My second story is murkier, but probably more common. An ex-boyfriend who I had slept with - and broken up with because he was clingy, needy, creepy, scary and ultimately semi-stalkerish - showed up at my house to "talk things over." I made the mistake of letting him in when I was alone. This gruesome emotional pleading scene took place, which escalated to the point where when I asked him to leave, he backed me into a corner and began to forcefully kiss me (he was a BIG guy, maybe 6'4", a former football player). It was clear where it was leading ... he was pissed and hurt and angry and strong and whacked enough to start hitting me if he didn't get his way. So I made a very conscious calculation to just go ahead and fuck the guy to get him out of my house. So I did.

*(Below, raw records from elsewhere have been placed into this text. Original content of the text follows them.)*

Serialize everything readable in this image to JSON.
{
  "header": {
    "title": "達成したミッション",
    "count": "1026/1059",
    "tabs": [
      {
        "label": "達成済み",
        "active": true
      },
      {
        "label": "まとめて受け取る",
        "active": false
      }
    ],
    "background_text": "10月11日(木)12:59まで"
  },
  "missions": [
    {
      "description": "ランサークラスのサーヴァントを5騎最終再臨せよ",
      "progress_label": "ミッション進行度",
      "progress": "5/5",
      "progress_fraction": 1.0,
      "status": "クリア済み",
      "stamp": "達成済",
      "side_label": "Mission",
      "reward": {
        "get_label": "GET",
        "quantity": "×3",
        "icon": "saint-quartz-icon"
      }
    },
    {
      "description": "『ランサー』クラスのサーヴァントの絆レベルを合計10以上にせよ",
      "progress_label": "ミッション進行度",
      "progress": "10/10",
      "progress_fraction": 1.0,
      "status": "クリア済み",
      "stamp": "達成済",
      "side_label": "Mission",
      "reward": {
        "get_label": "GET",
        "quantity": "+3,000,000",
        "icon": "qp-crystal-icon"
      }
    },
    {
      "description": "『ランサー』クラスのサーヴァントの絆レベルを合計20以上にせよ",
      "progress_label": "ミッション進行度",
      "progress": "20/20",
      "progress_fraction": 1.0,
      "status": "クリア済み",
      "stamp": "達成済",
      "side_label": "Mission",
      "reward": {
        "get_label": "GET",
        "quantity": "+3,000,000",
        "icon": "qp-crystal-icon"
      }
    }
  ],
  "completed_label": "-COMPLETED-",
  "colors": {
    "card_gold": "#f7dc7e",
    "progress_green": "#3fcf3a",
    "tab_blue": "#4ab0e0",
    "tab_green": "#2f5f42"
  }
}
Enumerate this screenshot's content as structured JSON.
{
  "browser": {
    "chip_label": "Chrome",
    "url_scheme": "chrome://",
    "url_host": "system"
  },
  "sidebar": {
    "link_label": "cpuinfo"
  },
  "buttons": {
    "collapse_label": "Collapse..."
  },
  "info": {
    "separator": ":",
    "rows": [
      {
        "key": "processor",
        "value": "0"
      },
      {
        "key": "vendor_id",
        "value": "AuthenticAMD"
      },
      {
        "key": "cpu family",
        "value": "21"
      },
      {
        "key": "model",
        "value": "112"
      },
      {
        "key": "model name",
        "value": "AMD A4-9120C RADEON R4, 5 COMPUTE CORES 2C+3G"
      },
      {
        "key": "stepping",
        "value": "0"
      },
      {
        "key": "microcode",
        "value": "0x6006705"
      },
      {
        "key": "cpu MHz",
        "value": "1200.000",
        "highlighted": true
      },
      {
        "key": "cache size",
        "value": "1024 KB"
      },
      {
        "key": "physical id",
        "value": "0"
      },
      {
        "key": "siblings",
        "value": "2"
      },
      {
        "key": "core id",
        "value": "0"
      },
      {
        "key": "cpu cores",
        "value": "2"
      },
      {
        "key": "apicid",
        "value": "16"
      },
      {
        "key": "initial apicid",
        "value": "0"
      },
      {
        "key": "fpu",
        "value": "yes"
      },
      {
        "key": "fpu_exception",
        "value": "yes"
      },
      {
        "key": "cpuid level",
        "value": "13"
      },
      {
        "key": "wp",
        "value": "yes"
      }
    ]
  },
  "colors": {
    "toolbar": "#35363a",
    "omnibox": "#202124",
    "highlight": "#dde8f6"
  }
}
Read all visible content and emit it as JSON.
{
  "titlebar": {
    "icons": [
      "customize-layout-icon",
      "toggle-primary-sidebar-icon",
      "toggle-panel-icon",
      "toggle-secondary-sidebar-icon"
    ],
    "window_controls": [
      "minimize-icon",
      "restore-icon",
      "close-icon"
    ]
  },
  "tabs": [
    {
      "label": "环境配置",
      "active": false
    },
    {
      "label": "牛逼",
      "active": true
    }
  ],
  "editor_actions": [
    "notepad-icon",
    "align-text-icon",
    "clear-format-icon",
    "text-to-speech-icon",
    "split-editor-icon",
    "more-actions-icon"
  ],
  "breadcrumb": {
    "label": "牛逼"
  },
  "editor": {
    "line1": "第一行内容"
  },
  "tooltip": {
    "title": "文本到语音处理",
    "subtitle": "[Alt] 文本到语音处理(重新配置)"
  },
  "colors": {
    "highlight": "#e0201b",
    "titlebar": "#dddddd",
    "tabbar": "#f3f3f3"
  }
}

And he left.
Was that rape? Maybe, maybe not. I certainly never reported it. But I sure learned to not let anyone in my house when I was alone. (And I'd like to take this public opportunity to say ... Jerry, you were a lousy lay even when it was entirely consensual.)
Now I'm not asking all the women on Daily Kos to bare their personal sexual pasts in public here. I guess I'm just doing it to blow off steam and show that bad things can happen to pretty savvy women, and that I think a lot of the definitions can be fairly murky. And I realize that there is no way to get a scientific survey off of any responses here. But if rape is more common among Kossacks here than previously realized, there may be the beginning of some understanding about why women in the political realm take power issues seriously and take sexual behavior issues seriously. We are not all femi-Nazis, by any means. We may just have a "hypersensitivity" to such issues because of experience.
Go to this supplementary diary to comment because this one is getting too long (for some reason, I can't get it to link ... here's the URL for cut and paste: http://www.dailykos.com/story/2005/10/20/22843/969 .
Thanks you all for sharing your stories ... what a magnificent bunch of people you all are.